Recommendations

For Adult Literacy/ABE Practioners

  1. Recognize that getting off drugs/ out of the sex trade/ away from a violent relationship is difficult, frustrating, long-term work. Learn how these challenges affect learning and how you, the educator can best support the learner.
  2. Find out from learners what the learning space should look like. What would make it welcoming and safe? What resources should be available? What activities? How can you involve the whole person in learning?
  3. Encourage your organization to provide training in harm reduction principles as well as strategies for keeping people safe when engaging in risky behaviour.
  4. Educate yourself and your colleagues about the reality of your learners’ lives. If they have turned to drugs to help them make sense of a senseless situation, what needs to happen to turn that situation around? How can you support that change in your learning centre?
  5. Working with street-involved, drug-using learners is difficult, stressful work. Recognize this, take care of yourself and demand that your organization supports mental health and self-care for their staff.
  6. Learn from those who work on the “clinical” side of Harm Reduction by building partnerships with people in the health field, including mental health and drug/alcohol counselling.
  7. Just as you learn from health care workers, they can learn from you. Help to raise awareness about literacy issues in the community and help other organizations to make their messages accessible and inclusive. Make sure learning is on the agenda at community events.
  8. Connect with other learning organizations in the community. Share information and develop referral strategies that provide a continuum of learning.
  9. Seek out opportunities (conferences, workshops) to share ideas with other practitioners trying to adapt HR principles to the literacy situation.

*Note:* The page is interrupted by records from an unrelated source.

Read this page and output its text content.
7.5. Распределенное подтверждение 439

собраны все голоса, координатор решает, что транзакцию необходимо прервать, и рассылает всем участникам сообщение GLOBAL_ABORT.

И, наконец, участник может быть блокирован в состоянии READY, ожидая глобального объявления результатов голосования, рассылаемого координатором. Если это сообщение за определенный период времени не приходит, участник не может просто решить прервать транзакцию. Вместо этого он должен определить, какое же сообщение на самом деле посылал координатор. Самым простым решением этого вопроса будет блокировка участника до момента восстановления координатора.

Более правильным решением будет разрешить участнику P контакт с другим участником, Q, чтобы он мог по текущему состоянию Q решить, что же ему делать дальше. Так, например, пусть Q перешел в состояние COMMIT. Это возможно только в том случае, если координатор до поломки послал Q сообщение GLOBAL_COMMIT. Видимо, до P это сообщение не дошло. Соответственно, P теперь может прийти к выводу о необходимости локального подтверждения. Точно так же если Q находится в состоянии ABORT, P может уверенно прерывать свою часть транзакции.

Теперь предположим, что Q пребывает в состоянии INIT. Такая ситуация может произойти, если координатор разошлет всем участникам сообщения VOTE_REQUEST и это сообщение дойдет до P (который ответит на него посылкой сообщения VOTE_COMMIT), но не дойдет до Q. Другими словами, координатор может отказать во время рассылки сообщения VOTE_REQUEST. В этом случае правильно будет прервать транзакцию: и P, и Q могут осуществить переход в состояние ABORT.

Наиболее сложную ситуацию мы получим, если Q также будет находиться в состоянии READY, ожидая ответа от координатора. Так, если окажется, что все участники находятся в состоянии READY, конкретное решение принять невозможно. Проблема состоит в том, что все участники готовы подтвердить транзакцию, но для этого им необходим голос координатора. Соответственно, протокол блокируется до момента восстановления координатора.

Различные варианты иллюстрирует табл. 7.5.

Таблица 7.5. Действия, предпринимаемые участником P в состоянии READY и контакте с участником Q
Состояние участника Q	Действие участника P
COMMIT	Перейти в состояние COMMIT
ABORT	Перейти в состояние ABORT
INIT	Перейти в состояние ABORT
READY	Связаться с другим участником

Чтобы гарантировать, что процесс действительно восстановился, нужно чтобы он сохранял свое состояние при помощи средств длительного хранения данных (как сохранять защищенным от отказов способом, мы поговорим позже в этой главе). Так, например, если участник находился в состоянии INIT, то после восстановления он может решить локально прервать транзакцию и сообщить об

  10. Pay special attention to peer learning and promote/support your peer volunteers. When possible, encourage peers to apply for paid work in your organization.
  11. Look for and develop materials and activities that reflect the reality of the learners you work with, and materials that emphasize the whole person. Support organizations that develop materials on violence and learning, addiction, Harm Reduction and related issues.
  12. If we are going to contribute to Harm Reduction we need to adjust our attitudes and describe what our learners are doing in a way that emphasizes their success. Find ways to measure progress that takes account of on-linear learning and small steps.